To an extent I agree. The advanced techniques in martial arts are all grounded in the most basic ones.
A punch to the throat can kill, it crushes the trachea (which resembles a hoover tube), which splits the sides, causing bleeding into the windpipe, which is inhaled in the lungs. This can also happen if a strangulation technique with excessive force. The key to it is follow through. Most punches hit, and are then pulled back, which prevents them being caught. In this case, the trachea flexes back to its original shape (although it is a very uncomfortable experience).
It needs a follow through to crush it, and split the sides. All in all I would say it is a potentially deadly technique (as is a knee to the groin, btw). Deadly techniques are more about where than how you strike, a point in the neck along the carotid artery houses a nerve centre, which monitors blood pressure in the body, to warn the brain to control this by expansion or contraction of the blood vessels etc. If pressed in the right point, your body tells your brain that your blood pressure is MASSIVELY high (about five to ten times higher than fatal levels, depending on how hard it is pressed), and so the blood vessels expand, and the heart stops pumping. This causes unconsciousness within 6 seconds, and brain death within a minute or two.
Almosts all of the pressure point techniques/deadly/maiming techniques are based on simple science and physics, creating conditions where what was once strong becomes weak. (The neck crank as I was taught it is deadly, if you twist hard enough(it breaks the neck, and rips apart the supporting tissues), do you consider this to be outdated or nearly impossible to apply?
If you can jab someone in the face, you can strike them in the neck(which is actually moving slower), and if you catch them right, it is a debilitating/deadly technique.
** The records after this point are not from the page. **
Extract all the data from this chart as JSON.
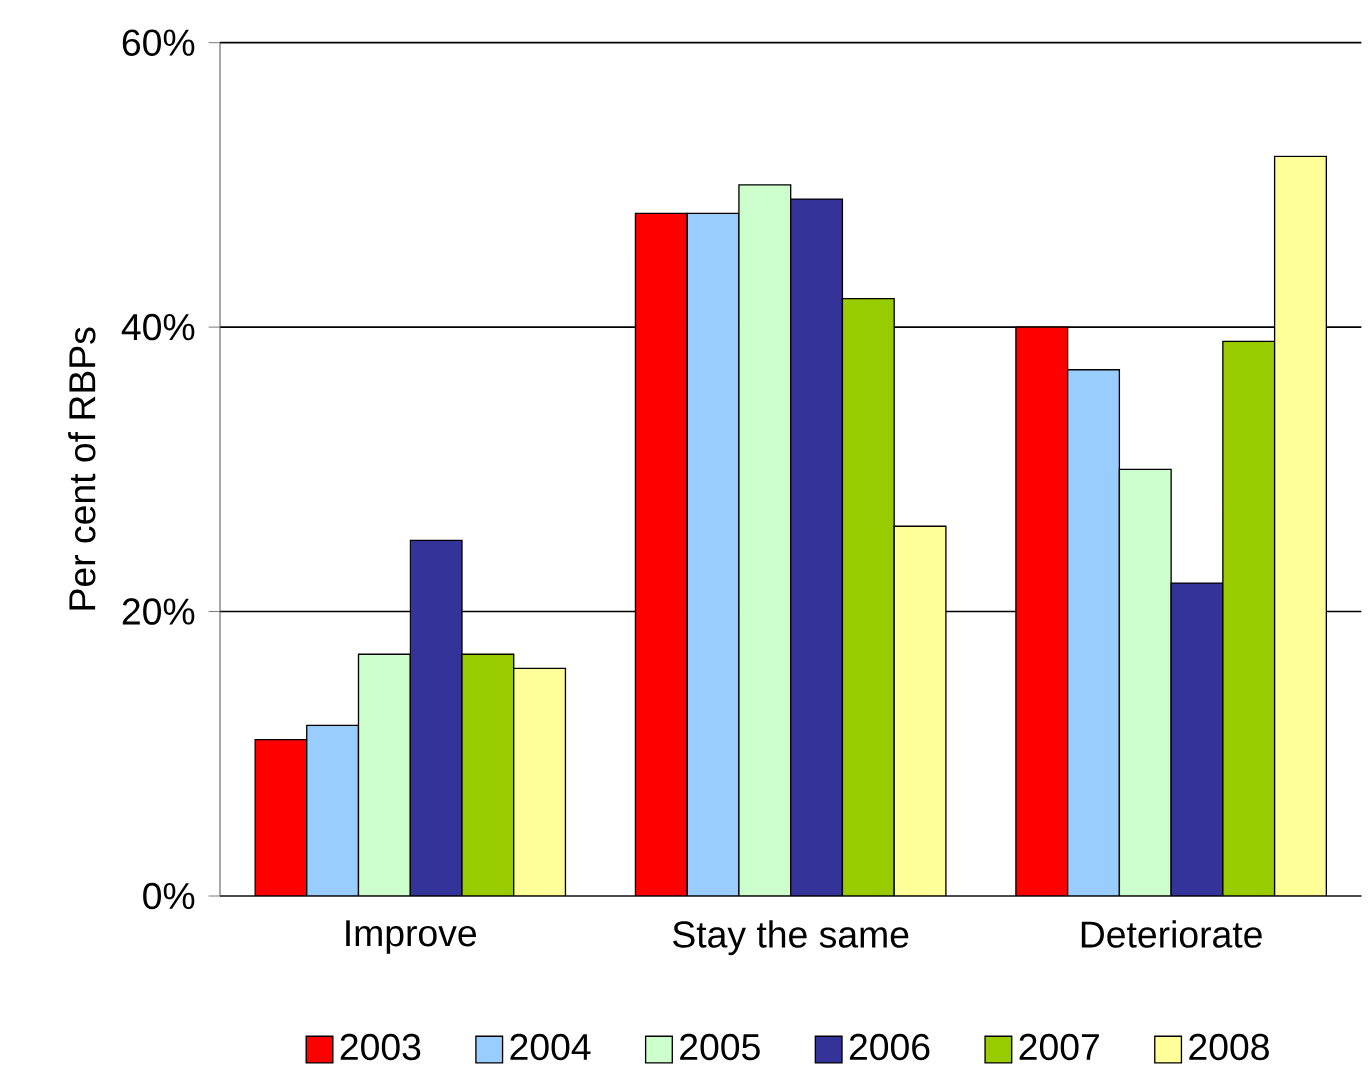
{
  "chart_data": {
    "type": "bar",
    "ylabel": "Per cent of RBPs",
    "categories": [
      "Improve",
      "Stay the same",
      "Deteriorate"
    ],
    "series": [
      {
        "name": "2003",
        "color": "#ff0000",
        "values": [
          11,
          48,
          40
        ]
      },
      {
        "name": "2004",
        "color": "#99ccff",
        "values": [
          12,
          48,
          37
        ]
      },
      {
        "name": "2005",
        "color": "#ccffcc",
        "values": [
          17,
          50,
          30
        ]
      },
      {
        "name": "2006",
        "color": "#333399",
        "values": [
          25,
          49,
          22
        ]
      },
      {
        "name": "2007",
        "color": "#99cc00",
        "values": [
          17,
          42,
          39
        ]
      },
      {
        "name": "2008",
        "color": "#ffff99",
        "values": [
          16,
          26,
          52
        ]
      }
    ],
    "ylim": [
      0,
      60
    ],
    "yticks": [
      {
        "value": 0,
        "label": "0%"
      },
      {
        "value": 20,
        "label": "20%"
      },
      {
        "value": 40,
        "label": "40%"
      },
      {
        "value": 60,
        "label": "60%"
      }
    ],
    "grid": "y",
    "legend": "bottom"
  }
}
If you can apply a choke, you can do a neck pressure point. Thos who excel at advanced techniques are those who know all the basics, and practice a variety of techniques.
(Unfortunately, in most kinds of competition, it pays to specialise, and make two or three good moves “yours”, these become excellent tools, but at what cost? At the cost of flexibility, if you practice deadly techniques frequently(light contact, or padded areas with targets on a moving person, or simply holding back on power), I believe you can pull them off easily.
Morality in this issue is a different thread altogether.